Kate O’ Brien’s Spain

  • Book: Farewell Spain
  • Location: Spain
  • Author: Kate O'Brien

Review Author: Ethel Crowley

Location

Content

Prolific Irish author Kate O’ Brien (1897-1974) was greatly inspired by her time working in Spain as a governess. Like many of us, once Spain got into her head and heart, there was no dislodging it.
In ‘Farewell Spain’, she returned there in 1936, just at the start of the Spanish Civil War, a “class war”, as she termed it. She was firmly on the Republican side, “the Army in Overalls”. She travelled throughout the country, but her preference was for the northern half and Madrid itself. She goes into enormous detail about Santiago de Composela, St. Teresa of Avila and El Escorial.
She hated Moorish architecture, with its arches and decorative flourishes and lattice work, preferring the solid austerity of the northern style. I part ways with her there, as for me the Arab legacy is one of the richest seams to mine in Spanish history, in terms of architecture, food and language.
She absolutely adored Madrid: “its sibilant acacias, its garden cafes, friendly bootblacks, pretty children; of its gay, courageous, ancient slums; its elegancies, its clubs, its flying witticisms.” I share this love.

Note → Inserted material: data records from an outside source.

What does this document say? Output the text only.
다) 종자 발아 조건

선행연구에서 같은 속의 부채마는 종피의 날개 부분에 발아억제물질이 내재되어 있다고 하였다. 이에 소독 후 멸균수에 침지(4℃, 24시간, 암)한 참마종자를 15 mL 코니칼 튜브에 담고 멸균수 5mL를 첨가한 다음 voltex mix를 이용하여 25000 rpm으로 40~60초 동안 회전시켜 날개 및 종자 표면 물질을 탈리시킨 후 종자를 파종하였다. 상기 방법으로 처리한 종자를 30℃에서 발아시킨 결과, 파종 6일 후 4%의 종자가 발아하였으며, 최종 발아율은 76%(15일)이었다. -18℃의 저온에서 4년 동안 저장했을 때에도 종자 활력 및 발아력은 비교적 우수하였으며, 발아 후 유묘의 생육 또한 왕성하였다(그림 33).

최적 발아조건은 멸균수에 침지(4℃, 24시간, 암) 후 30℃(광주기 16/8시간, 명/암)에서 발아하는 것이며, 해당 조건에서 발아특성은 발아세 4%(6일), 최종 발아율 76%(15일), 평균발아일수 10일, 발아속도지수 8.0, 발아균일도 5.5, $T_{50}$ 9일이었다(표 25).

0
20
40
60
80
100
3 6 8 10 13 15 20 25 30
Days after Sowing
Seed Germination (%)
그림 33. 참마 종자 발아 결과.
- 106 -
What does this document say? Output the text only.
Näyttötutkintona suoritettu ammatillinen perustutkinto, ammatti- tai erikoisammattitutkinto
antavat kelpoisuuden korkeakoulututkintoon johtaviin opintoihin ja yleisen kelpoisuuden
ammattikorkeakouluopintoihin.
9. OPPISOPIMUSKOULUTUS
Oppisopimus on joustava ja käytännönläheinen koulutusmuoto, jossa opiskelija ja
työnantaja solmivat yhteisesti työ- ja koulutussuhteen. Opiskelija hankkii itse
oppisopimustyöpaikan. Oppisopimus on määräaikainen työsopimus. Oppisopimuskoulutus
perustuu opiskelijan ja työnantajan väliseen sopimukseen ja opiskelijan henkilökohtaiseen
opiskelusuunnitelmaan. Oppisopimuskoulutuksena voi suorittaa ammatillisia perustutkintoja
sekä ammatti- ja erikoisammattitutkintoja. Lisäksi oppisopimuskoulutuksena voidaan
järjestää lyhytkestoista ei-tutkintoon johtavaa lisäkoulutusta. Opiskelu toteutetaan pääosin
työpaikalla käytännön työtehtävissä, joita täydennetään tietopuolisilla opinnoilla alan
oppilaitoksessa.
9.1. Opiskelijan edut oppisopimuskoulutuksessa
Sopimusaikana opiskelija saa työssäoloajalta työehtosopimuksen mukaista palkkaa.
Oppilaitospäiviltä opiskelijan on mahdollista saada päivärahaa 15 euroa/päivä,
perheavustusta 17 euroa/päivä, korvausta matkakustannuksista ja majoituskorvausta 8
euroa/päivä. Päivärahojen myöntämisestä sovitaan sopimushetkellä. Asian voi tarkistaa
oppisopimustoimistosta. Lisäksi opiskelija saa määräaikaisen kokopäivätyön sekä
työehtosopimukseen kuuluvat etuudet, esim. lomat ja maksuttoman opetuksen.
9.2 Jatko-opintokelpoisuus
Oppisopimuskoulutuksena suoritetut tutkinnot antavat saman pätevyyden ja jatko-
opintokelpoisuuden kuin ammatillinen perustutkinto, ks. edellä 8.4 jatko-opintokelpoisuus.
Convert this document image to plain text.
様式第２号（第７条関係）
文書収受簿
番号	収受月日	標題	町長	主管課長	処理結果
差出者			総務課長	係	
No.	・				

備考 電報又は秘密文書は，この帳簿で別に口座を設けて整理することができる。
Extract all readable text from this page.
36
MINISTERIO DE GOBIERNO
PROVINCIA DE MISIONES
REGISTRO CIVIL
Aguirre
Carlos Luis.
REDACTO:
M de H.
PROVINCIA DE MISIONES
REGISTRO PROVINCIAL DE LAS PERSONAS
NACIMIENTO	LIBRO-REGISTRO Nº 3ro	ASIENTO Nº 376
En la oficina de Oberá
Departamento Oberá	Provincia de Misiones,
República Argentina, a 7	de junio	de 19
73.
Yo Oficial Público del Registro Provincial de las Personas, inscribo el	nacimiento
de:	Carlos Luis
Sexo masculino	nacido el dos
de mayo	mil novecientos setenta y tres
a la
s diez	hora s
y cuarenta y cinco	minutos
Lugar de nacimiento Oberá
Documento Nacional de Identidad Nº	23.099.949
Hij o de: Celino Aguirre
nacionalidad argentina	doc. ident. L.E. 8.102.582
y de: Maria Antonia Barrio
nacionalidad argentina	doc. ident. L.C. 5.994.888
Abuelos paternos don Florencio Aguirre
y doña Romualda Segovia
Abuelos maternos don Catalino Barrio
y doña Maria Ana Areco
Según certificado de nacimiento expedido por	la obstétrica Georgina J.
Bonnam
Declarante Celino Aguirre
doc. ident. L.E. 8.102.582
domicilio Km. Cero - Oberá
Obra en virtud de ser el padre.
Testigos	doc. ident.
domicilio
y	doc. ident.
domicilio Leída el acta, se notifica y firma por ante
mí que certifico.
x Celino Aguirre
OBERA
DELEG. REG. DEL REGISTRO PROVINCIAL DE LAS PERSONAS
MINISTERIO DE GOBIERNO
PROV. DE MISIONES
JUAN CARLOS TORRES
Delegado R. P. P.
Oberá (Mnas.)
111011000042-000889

Madrid’s public culture, its street life, must be the liveliest and most gregarious in Europe, to which I yearn to return.
‘Farewell Spain’ is a fascinating snapshot of Spain in the 1930s, and also of an Irishwoman who defied convention to travel, write and live her life on her own terms at a time when the Catholic Church did everything it could to clip our wings.